Connecting to the Pipeline

Although it doesn't make much sense in the context of sherlock, you can probably imagine wanting to write a Python script that you could use as part of a shell pipeline:

$ python myscript.py < inflammation-*.csv | head -20

Python provides a special "file" called sys.stdin, which is automatically connected to the program's standard input. We don't have to open it — Python and the operating system take care of that when the program starts up — but we can do almost anything with it that we could do to a regular file.

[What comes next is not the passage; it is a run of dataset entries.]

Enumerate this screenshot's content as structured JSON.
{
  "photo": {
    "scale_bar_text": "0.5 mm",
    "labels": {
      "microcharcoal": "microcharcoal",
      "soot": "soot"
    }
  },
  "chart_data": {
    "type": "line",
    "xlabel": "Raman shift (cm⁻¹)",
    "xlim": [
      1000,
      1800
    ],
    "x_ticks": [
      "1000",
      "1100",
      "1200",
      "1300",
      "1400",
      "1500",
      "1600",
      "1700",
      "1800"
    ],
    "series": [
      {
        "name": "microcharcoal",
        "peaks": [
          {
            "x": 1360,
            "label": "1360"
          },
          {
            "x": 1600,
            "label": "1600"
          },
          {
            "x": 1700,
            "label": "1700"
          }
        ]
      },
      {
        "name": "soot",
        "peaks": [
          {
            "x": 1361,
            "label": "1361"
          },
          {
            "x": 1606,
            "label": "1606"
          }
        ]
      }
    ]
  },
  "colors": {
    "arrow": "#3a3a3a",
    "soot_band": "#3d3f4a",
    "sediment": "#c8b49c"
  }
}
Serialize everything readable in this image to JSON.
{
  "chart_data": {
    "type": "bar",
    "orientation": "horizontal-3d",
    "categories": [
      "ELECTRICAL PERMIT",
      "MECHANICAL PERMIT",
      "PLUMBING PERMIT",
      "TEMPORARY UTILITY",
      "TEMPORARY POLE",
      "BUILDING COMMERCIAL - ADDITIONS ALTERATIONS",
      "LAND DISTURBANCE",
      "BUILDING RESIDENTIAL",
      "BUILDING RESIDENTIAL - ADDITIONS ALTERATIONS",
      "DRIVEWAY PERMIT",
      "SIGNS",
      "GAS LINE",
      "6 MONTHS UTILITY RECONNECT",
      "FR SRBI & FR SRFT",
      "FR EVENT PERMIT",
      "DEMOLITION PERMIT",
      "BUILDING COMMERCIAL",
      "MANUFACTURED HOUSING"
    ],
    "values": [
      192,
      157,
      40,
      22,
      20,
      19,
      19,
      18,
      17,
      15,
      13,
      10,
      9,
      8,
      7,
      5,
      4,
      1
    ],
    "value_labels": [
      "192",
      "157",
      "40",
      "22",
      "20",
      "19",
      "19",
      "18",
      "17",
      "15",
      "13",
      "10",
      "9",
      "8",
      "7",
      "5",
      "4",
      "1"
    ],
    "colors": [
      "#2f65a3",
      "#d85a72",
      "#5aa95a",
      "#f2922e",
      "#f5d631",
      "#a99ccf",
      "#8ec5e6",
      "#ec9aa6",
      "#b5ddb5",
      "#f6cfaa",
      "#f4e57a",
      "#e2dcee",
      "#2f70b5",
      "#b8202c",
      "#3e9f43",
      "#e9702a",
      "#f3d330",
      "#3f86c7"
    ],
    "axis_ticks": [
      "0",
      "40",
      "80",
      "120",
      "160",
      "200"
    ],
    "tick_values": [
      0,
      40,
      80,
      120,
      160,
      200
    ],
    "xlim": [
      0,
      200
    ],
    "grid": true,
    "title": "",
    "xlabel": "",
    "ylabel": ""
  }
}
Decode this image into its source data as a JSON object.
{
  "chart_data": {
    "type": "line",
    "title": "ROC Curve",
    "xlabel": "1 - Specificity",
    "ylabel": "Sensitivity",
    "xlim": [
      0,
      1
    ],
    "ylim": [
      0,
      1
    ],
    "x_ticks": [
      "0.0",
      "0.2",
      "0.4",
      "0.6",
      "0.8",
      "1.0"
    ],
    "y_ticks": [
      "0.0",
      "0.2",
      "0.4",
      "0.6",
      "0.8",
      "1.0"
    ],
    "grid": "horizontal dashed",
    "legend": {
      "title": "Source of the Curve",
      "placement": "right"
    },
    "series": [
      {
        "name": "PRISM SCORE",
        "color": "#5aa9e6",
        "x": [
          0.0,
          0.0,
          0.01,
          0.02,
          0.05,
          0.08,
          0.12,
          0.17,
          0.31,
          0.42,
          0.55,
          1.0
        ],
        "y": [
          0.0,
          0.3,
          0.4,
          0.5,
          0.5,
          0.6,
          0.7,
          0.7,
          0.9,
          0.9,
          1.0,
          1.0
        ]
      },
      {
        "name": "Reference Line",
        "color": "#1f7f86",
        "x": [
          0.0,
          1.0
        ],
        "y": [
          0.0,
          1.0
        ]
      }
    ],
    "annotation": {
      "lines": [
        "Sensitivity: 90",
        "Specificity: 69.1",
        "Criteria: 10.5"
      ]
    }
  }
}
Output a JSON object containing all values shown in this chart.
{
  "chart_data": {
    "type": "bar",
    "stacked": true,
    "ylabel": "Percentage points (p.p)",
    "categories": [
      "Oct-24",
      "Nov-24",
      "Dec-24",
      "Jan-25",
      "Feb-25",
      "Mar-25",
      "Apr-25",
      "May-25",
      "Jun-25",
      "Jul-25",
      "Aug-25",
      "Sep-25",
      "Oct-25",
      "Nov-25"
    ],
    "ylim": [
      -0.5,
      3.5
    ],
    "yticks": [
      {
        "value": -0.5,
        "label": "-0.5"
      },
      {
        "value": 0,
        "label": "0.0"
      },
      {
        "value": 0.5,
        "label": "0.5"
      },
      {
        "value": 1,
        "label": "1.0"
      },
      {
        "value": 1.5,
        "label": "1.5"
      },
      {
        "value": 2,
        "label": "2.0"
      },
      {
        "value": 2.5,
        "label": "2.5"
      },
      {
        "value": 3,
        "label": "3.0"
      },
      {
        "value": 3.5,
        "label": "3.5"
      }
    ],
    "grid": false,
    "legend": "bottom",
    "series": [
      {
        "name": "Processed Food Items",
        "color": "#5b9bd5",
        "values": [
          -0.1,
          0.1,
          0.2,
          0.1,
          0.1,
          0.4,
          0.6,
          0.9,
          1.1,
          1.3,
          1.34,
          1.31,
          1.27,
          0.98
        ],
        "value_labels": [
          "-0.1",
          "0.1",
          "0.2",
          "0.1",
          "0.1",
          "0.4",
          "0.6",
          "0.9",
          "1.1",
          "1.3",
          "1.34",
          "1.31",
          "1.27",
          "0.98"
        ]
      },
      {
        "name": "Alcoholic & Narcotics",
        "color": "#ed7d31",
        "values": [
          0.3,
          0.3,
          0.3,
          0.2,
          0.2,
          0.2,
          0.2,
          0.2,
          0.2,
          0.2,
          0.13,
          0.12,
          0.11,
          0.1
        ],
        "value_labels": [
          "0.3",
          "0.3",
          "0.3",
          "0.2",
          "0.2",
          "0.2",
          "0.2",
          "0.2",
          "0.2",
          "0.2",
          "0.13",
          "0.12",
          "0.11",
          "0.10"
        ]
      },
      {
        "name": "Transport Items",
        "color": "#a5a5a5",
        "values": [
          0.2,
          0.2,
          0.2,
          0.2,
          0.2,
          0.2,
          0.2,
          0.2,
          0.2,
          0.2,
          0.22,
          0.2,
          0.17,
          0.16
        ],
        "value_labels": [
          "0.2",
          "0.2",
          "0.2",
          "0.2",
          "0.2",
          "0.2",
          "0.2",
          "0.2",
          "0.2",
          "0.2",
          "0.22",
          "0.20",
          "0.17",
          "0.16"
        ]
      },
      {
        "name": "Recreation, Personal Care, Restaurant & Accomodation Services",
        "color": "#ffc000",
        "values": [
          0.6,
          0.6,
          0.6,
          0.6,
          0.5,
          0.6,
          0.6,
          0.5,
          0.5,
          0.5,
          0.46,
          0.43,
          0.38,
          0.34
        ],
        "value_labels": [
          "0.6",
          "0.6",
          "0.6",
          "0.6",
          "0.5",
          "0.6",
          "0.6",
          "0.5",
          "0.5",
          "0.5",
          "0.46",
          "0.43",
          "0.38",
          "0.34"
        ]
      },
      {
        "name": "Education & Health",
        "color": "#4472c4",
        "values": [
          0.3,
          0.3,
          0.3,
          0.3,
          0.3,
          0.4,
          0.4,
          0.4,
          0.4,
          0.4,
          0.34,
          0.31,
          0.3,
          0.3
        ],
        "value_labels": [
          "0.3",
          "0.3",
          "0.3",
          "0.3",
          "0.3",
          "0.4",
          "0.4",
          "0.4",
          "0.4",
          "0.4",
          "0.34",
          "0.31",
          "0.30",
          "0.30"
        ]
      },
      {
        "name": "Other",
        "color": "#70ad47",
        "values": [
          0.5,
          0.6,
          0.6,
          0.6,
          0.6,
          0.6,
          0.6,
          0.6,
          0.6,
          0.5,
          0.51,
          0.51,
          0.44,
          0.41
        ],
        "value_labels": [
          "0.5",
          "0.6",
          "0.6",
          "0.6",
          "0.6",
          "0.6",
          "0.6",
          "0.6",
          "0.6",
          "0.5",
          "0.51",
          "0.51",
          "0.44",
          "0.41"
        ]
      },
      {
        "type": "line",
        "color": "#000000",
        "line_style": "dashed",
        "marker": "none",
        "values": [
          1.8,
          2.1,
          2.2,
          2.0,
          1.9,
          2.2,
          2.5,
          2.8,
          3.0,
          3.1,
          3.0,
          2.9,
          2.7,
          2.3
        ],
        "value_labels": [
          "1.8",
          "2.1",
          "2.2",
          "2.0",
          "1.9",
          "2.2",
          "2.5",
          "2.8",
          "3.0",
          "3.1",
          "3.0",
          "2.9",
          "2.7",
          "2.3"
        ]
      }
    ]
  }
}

We can use that in a main() function like this:

def main():
    script = sys.argv[0]
    filenames = sys.argv[1:]
    if not filenames:
        process(sys.stdin)
    else:
        process(filenames)

Argparse

Creating command-line scripts with multiple arguments, option flags, built-in help, etc. is a common enough task that people have written Python libraries to take care of most of the tedious details. The Python standard library has a module named argparse that does that. When you want to get serious about creating Python command-line scripts you should go to Tshepang Lekhonkhobe's Argparse tutorial that is part of Python's Official Documentation.

Key Points

A Python module is a text file containing Python code.
%%writefile lets you output code developed in a Notebook to a Python module.
The sys library connects a Python program to the system it is running on.
The list sys.argv contains the command-line arguments that a program was run with.
if __name__ == "__main__": provides a shield that prevents code in a module from being executed when the module is imported, but allows it to be run from the command-line.
The "file" sys.stdin connects to a program's standard input.